12.4 Survival. All provisions that are continuing in nature, including but not limited to those involving indemnity, will survive termination of the Sales Agreement.
12.5 Remedies. Kaival’s rights and remedies are cumulative and in addition to any other rights and remedies provided by law or equity (or provided under the Uniform Commercial Code except to the extent modified herein).
12.6 No Partnership. Nothing in this Sales Contract may be construed to create a partnership, joint venture or agency relationship between Kaival and Customer.
THIS NON-EXCLUSIVE PREFERRED VENDOR AGREEMENT (this “Agreement”) is entered into effect as the purchase date (the “Effective Date”) of the Products by and between KAIVAL BRANDS INNOVATIONS GROUP, INC., a Delaware corporation (“Distributor”), and the purchaser of the Products (“Preferred Vendor”). Distributor and Preferred Vendor are each referred to herein as a “Party” and collectively, the “Parties.”
WHEREAS, BIDI® Vapor, LLC, a Florida limited liability company (“Manufacturer”), is in the business of developing electronic nicotine delivery systems and related components (all such products whether now or hereafter made available for sale by Manufacturer being hereinafter referred to as “Products”).
WHEREAS, Distributor has entered into that certain Exclusive Distribution Agreement dated March 9, 2020 (as the same may be amended or otherwise modified from time to time, the “Distribution Agreement”) with Manufacturer pursuant to which Manufacturer has granted Distributor an exclusive worldwide right to distribute the Products for sale and resale.
WHEREAS, subject to the terms and conditions of this Agreement, Preferred Vendor wishes to be appointed, and Distributor is willing to appoint Preferred Vendor, as a non-exclusive Preferred Vendor of the Products solely to legal purchasers of the Products being hereinafter referred to as “Authorized Customers”).
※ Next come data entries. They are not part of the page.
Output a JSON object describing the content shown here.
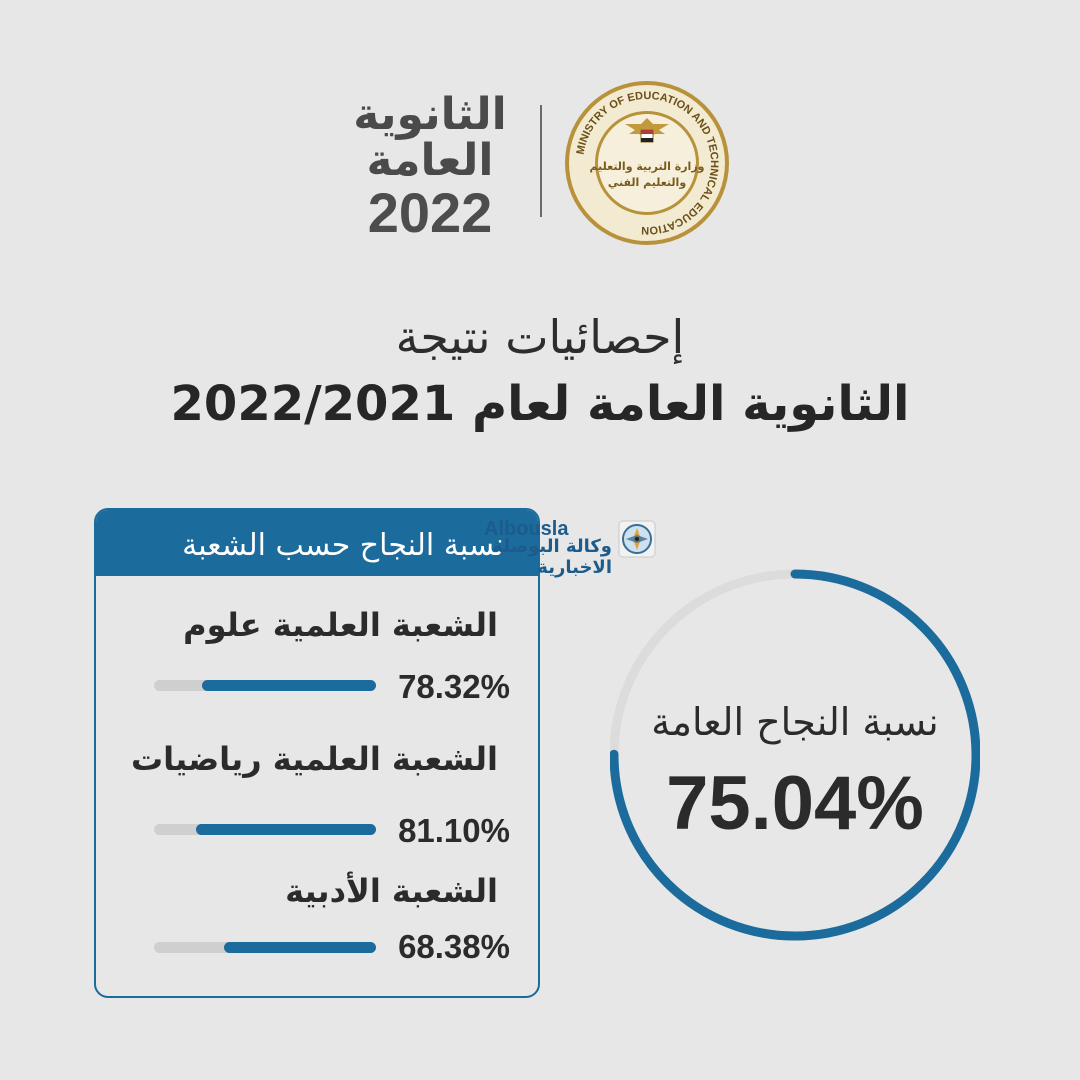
{
  "brand": {
    "word_1": "الثانوية",
    "word_2": "العامة",
    "year": "2022",
    "seal_text_arabic_1": "وزارة التربية والتعليم",
    "seal_text_arabic_2": "والتعليم الفني",
    "seal_ring_text": "MINISTRY OF EDUCATION AND TECHNICAL EDUCATION"
  },
  "title": {
    "line_1": "إحصائيات نتيجة",
    "line_2": "الثانوية العامة لعام 2022/2021"
  },
  "watermark": {
    "latin": "Albousla",
    "arabic": "وكالة البوصلة الاخبارية"
  },
  "panel": {
    "header": "نسبة النجاح حسب الشعبة",
    "tracks": [
      {
        "name": "الشعبة العلمية علوم",
        "percent_text": "78.32%",
        "fraction": 0.7832
      },
      {
        "name": "الشعبة العلمية رياضيات",
        "percent_text": "81.10%",
        "fraction": 0.811
      },
      {
        "name": "الشعبة الأدبية",
        "percent_text": "68.38%",
        "fraction": 0.6838
      }
    ]
  },
  "overall": {
    "label": "نسبة النجاح العامة",
    "percent_text": "75.04%",
    "fraction": 0.7504
  },
  "colors": {
    "accent": "#1b6b9c",
    "track": "#cfcfcf",
    "ring_track": "#dcdcdc",
    "background": "#e7e7e7",
    "seal_gold": "#b8923a"
  }
}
NOW, THEREFORE, in consideration of the foregoing premises and the mutual representations and agreements set forth herein, and other good and valuable consideration, the receipt and adequacy of which are hereby acknowledged, Distributor and Preferred Vendor, intending to be legally bound, hereby agree as follows:
Preferred Vendor shall be responsible for all expenses incurred by it in connection with the implementation and performance of its duties and obligations under this Agreement, including, without limitation: (i) salaries or compensation for its personnel; (ii) costs and expenses associated with establishing and maintain its sales organization and offices; and (iii) marketing, advertising and promotion expenses.
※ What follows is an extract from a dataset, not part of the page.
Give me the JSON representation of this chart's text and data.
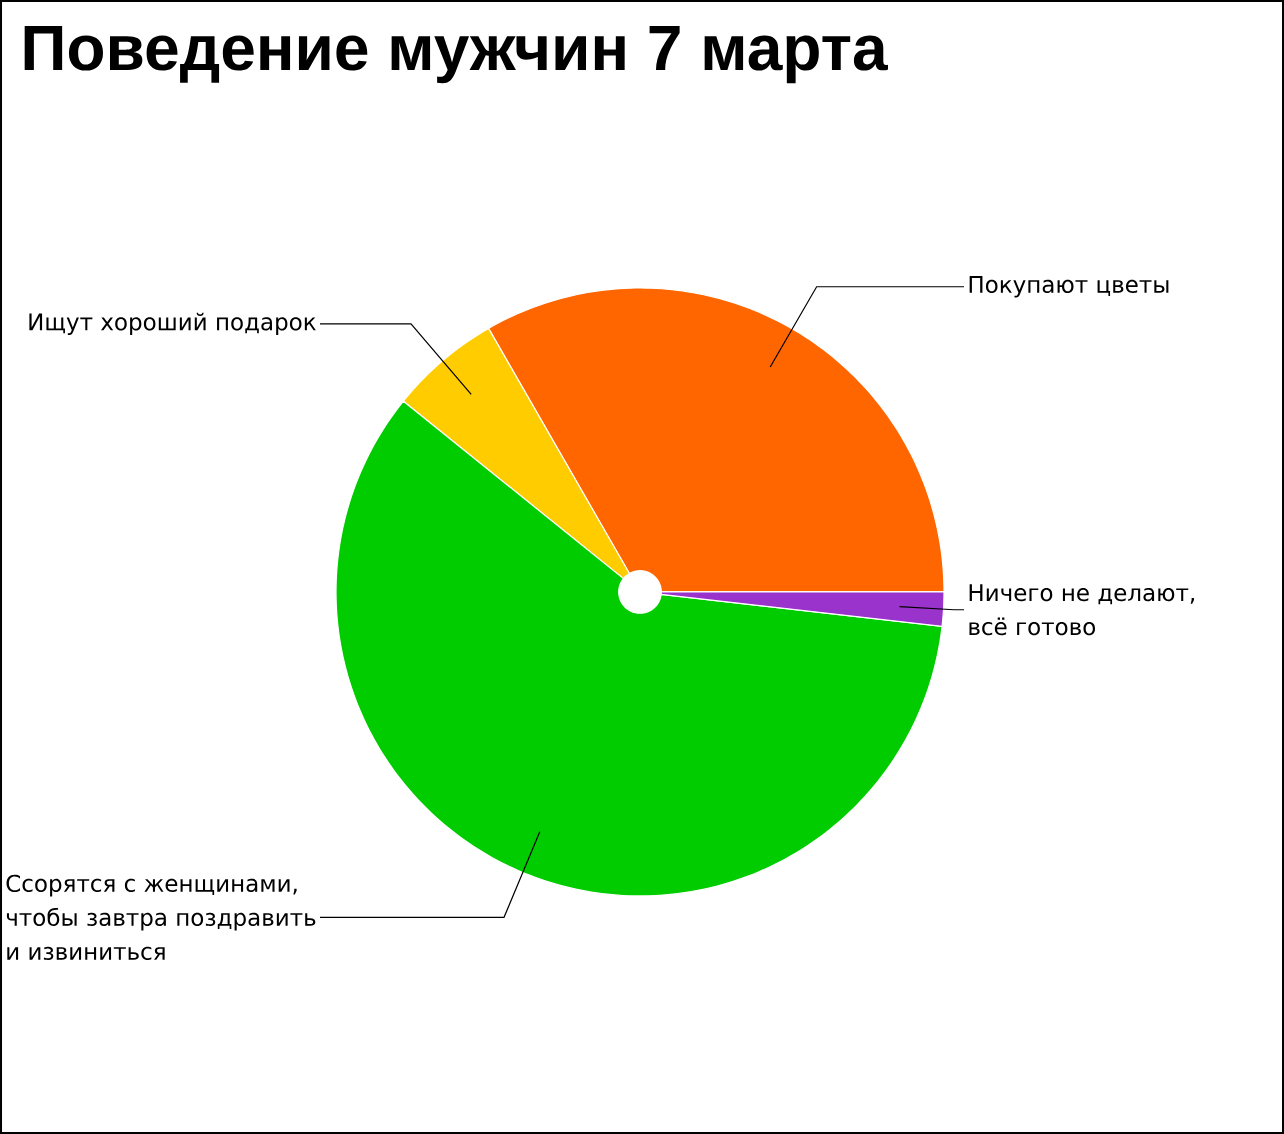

EXCEPT FOR THE PARTIES’ INDEMNIFICATION OBLIGATIONS UNDER SECTION 5 OF THIS AGREEMENT, IN NO EVENT SHALL EITHER PARTY BY LIABLE UNDER THIS AGREEMENT TO THE OTHER PARTY FOR ANY INCIDENTAL, CONSEQUENTIAL, INDIRECT, STATUTORY, SPECIAL, OR PUNITIVE DAMAGES, INCLUDING, BUT NOT LIMITED TO, LOST PROFITS, LOSS OF USE, LOSS OF TIME, INCONVENIENCE, LOSS BUSINESS OPPORTUNITIES, DAMAGE TO GOOD WILL OR REPUTATION, OR LOSS OF DATA, REGARDLESS OF WHETHER SUCH LIABILITY IS BASED ON BREACH OF CONTRACT, TORT, STRICT LIABILITY OR OTHERWISE, AND EVEN IF ADVISED OF THE POSSIBILITY OF SUCH DAMAGES OR SUCH DAMAGES COULD HAVE BEEN REASONABLY FORESEEN.